The press corps continues to be enamored of Congressman Paul Ryan, the budget and economic “wonk.” Just this morning, articles both the Wall Street Journal and the Los Angeles Times dropped casual references to Paul Ryan, “budget wonk.” All this despite Ryan's best efforts to prove it a misnomer.
Last night on Fox News' Special Report, Bret Baier asked the vice-presidential nominee why the Romney campaign refuses to release details regarding its tax plan and the deductions/loopholes it would eliminate to pay for massive, across-the-board tax cuts. Ryan said he couldn't give those details because they will be hammered out with Congress -- after the American people have voted to send Romney and Ryan to the White House.
BAIER: Why not be specific on the loopholes you'll eliminate and the deductions you'll eliminate to cut off that attack?
RYAN: Because what we don't want to do is just like they did with health care reform, where we cut some backroom deal -- what President Obama did in Harry Reid's office and then just give it to the country and then they can read what's in it later on.
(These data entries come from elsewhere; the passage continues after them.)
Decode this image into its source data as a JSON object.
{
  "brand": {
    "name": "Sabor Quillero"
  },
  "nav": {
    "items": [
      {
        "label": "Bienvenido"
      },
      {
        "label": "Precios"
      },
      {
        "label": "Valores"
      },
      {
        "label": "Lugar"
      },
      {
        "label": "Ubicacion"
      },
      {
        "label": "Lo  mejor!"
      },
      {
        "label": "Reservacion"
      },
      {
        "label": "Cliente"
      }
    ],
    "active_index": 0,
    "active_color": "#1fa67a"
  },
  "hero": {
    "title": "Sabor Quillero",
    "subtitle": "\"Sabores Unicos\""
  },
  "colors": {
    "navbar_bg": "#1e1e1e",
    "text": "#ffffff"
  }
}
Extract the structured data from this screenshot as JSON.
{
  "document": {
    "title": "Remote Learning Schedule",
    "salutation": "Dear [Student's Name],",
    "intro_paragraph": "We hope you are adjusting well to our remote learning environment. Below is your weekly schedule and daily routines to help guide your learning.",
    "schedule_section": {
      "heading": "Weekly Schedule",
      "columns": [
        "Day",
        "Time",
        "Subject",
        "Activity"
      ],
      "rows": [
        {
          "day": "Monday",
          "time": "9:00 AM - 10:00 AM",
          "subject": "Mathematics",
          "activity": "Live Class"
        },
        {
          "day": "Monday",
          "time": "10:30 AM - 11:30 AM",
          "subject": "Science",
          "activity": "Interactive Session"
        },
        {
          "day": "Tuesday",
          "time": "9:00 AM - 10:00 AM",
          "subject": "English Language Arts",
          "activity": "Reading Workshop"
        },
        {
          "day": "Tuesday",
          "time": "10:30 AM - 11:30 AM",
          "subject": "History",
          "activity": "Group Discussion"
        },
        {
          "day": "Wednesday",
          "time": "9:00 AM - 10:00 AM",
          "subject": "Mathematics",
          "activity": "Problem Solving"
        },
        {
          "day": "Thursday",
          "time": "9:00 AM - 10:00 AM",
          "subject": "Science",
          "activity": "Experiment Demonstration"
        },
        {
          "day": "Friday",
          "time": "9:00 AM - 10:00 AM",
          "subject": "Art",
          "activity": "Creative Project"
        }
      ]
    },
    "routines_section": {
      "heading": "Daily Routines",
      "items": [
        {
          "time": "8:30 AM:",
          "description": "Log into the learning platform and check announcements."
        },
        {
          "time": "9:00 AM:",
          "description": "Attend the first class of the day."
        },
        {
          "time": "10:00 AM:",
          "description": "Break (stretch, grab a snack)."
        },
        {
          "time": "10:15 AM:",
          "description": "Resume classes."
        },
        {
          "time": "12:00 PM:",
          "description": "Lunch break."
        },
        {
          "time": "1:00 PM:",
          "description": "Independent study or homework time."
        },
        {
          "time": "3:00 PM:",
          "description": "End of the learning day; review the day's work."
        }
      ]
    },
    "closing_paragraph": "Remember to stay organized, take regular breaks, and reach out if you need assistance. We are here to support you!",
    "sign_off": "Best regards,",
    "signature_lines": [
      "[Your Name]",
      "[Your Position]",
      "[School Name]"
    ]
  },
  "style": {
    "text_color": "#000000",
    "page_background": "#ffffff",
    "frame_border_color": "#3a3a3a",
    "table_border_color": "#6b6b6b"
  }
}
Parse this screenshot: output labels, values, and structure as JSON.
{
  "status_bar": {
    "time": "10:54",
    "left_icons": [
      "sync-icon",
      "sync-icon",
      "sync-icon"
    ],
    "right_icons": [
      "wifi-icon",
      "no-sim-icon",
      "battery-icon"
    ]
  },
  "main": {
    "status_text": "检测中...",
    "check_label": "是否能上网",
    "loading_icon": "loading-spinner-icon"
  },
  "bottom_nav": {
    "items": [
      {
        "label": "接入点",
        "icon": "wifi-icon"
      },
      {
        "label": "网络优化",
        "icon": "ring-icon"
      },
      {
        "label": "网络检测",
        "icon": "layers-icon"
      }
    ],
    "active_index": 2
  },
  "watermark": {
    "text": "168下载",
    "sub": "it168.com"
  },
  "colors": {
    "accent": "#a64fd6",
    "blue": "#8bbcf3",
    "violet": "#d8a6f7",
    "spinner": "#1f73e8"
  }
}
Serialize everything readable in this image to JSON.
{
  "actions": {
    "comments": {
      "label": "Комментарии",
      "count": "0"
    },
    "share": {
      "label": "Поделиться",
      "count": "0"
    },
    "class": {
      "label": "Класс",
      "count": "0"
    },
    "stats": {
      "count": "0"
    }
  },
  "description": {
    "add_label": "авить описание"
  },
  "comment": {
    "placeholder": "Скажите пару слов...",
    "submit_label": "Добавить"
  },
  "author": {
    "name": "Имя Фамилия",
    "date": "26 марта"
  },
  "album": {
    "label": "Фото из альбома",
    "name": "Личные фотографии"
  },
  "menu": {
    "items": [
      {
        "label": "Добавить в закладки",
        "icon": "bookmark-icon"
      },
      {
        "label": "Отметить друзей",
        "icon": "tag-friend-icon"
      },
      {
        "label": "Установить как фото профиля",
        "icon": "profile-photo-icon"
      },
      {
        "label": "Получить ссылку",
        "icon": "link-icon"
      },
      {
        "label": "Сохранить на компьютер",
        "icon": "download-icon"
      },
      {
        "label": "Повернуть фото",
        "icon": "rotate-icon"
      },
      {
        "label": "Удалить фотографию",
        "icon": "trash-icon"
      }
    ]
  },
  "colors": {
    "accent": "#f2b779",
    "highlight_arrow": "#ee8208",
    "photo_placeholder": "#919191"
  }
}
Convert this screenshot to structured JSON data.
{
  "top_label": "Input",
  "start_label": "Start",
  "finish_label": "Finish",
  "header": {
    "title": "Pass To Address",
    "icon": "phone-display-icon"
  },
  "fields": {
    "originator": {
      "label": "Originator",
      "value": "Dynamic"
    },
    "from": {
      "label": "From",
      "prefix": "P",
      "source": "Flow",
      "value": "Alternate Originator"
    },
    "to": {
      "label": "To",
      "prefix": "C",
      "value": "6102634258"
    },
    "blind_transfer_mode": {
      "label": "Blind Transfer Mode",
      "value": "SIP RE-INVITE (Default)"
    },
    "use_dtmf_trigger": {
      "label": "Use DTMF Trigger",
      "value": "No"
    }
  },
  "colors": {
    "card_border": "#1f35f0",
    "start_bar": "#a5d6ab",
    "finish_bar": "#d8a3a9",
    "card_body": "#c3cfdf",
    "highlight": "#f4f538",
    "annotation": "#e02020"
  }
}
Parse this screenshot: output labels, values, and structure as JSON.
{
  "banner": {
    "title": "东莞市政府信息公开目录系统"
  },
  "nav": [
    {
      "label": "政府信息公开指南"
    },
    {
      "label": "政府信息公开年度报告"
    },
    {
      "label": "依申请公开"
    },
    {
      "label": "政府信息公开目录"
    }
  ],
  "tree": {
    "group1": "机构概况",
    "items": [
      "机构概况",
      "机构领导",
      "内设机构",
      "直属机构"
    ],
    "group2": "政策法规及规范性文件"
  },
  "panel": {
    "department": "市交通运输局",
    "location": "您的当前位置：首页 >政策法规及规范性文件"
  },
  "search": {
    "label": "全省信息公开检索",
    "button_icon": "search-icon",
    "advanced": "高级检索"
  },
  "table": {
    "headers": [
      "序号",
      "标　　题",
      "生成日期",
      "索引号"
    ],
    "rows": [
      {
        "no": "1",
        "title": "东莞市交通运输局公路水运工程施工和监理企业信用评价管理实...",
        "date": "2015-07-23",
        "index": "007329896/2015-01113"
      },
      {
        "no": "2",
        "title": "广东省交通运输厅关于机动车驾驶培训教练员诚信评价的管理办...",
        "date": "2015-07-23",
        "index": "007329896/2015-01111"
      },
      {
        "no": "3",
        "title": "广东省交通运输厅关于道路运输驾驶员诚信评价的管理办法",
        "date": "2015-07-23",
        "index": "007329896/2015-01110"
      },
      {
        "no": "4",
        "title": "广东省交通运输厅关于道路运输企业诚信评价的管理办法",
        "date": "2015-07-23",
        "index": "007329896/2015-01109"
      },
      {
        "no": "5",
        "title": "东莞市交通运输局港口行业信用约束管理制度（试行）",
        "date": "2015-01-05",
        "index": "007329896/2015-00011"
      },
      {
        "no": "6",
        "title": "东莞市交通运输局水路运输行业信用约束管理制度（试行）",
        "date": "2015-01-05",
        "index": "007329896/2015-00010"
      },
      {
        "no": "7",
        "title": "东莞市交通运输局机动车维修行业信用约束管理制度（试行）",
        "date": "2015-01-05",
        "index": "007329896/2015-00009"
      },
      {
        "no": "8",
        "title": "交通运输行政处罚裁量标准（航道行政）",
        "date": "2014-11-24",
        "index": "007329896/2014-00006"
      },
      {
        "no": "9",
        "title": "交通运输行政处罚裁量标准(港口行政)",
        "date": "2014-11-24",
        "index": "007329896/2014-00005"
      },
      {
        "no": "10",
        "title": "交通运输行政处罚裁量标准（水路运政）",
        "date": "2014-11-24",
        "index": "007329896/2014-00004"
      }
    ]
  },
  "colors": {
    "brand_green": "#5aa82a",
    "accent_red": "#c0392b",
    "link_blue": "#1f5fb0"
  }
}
We want to go through a transparent process in Congress where we have a dialogue with the public -- what of these tax expenditures are important? What are broad based? We want to get rid of the corporate welfare, the crony capitalism stuff in the tax code, but we want Congress to participate in a transparent debate in front of the public eye so we can have a really good debate about how best to broaden the tax base and lower tax rates.
To sum up: you have to vote for Romney/Ryan before you get specifics, and that's completely different from health care reform, which was voted on before we got specifics.
Two weeks ago, the vice-presidential candidate admitted to Fox News' Brit Hume that he couldn't say when the Romney campaign's budget plan would balance because “we haven't run the numbers” -- which was surprising, given how much budget “wonks” love running numbers. And yet, late last week, the Washington Post ran an article on the Republican vice-presidential nominee's irrepressible wonkiness as demonstrated by Ryan's use of the term “baseline” during a conversation with reporters about the budget. “You can take the budget guru out of Washington, but you can't take Washington out of the budget guru,” observed the Post. As Dean Baker wryly put it: “Paul Ryan said 'baseline,' he must be smart.”
In the span of two weeks, Paul Ryan the “wonk” has said he doesn't know when his campaign's budget will balance because they haven't done the math, and he can't give tax details until after the election. So the question for the media now becomes: Why keep hyping Paul Ryan's wonkiness when he keeps giving you reasons not to?